Au chapitre de l’arrogance, il faut chercher du côté des managers avec des dangereuses formes d’aveuglement, même chez les plus expérimentés. Des dirigeants qui devaient récupérer de lourdes pertes se sont tournés vers des activités qui, espéraient-ils, seraient très rentables parce que très risquées. Mais ce système se basait sur une logique perverse : en cas de pertes, elles seraient supportées par les clients ou la banque. Quant aux bonus des dirigeants, ils resteraient généreux dans tous les cas de figure. Difficile de ne pas penser aux propos toujours sages de Margaret Thatcher expliquant la différence entre ‘‘money et my money’’. Constat amer : les manquements répétés, correctement identifiés par la Finma, n’ont jamais été suivis d’effets. Cette arrogance et cette cupidité ont fait une autre victime : l’éthique professionnelle. Je ne mentionne que les affaires Greensill et Archegos, dans lesquelles les clients de la banque ont perdu des milliards. Je n’entrerai pas dans les détails, mais je prends la responsabilité de dire qu’il fallait être idiot (délibérément ?) pour tomber dans les deux pièges sans en avoir évalué sérieusement les risques.
L’attente de bonus exagérément élevés a-t-elle influencé le jugement ? Ce doute plane aussi bien sur les exécutants que les contrôleurs internes. Et que dire de la surveillance externe ? Comment la Finma, compétente et chargée de surveiller le fonctionnement de notre système bancaire, a-t-elle agi ? De manière manifestement insuffisante, vu que les manquements répétés (voire graves) de la banque, correctement identifiés par la Finma, n’ont jamais été suivis de mesures décisives. Comme si elle avait peur de tirer des conclusions. Le traitement spécial, en vertu d’une règle douteuse appelée « filtre prudentiel » (2017), a permis pendant des années à Crédit Suisse de surévaluer temporairement ses actifs, diluant ainsi les amortissements. Conclusion : un impact positif bidon de pas moins de 15 milliards de francs suisses au fil des ans, avec pour seul effet de faciliter la mauvaise gestion. Les coupables d’incompétence et les complices de ce lourd désastre s’en sortiront sans même une amende… Thomas Jordan a été un excellent gouverneur de la BNS.

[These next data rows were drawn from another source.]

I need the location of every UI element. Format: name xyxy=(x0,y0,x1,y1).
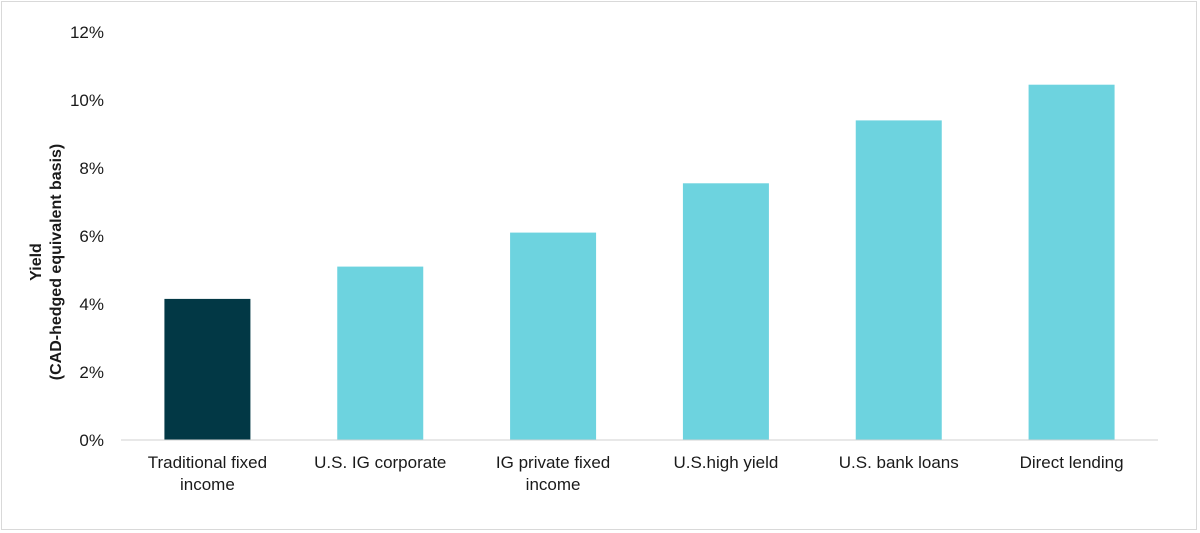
x-tick-label: Traditional fixed income xyxy=(148,453,267,494)
x-axis-labels: Traditional fixed income U.S. IG corporate… xyxy=(148,453,1124,494)
y-axis-ticks: 0% 2% 4% 6% 8% 10% 12% xyxy=(70,23,104,450)
x-tick-label: U.S. IG corporate xyxy=(314,453,446,472)
y-tick-label: 0% xyxy=(79,431,104,450)
y-tick-label: 12% xyxy=(70,23,104,42)
x-tick-label: U.S.high yield xyxy=(673,453,778,472)
y-tick-label: 8% xyxy=(79,159,104,178)
y-tick-label: 4% xyxy=(79,295,104,314)
bar xyxy=(337,266,424,440)
bar xyxy=(1028,84,1115,440)
y-tick-label: 2% xyxy=(79,363,104,382)
x-tick-label: IG private fixed income xyxy=(496,453,610,494)
bar xyxy=(855,120,942,441)
bars xyxy=(164,84,1115,441)
bar xyxy=(510,232,597,440)
bar xyxy=(682,183,769,441)
y-axis-label: Yield xyxy=(28,243,45,281)
x-tick-label: U.S. bank loans xyxy=(839,453,959,472)
y-axis-sublabel: (CAD-hedged equivalent basis) xyxy=(48,144,65,380)
bar xyxy=(164,298,251,440)
y-tick-label: 6% xyxy=(79,227,104,246)
x-tick-label: Direct lending xyxy=(1020,453,1124,472)
y-tick-label: 10% xyxy=(70,91,104,110)
y-axis-title: Yield (CAD-hedged equivalent basis) xyxy=(28,144,65,380)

J’ai aussi du respect pour le chef du Département des finances de l’époque, le conseiller fédéral Ueli Maurer. Mais ayant appris la situation dangereuse de Credit Suisse dès l’été 2022 (la BNS dès 2019), ce qui a conduit aux demandes ultérieures de financement urgent de la BNS, n’auraient-ils pas dû prendre plus de mesures en prévision de la catastrophe à venir ? On peut ajouter que la banque, selon le rapport de la Commission d’enquête parlementaire, a dû débourser 15 (!) milliards de francs suisses pour des amendes, des transactions et des dommages entre 2010 et 2022, et a accumulé dans la même période des pertes de 33,7 milliards de francs suisses. Une mauvaise gestion évidente et des pertes inquiétantes. Toute cette affaire est très amère. Elle l’est encore plus quand on sait que les coupables d’incompétence et complices de ce lourd désastre, Rohner et consorts, s’en sortiront sans même une amende.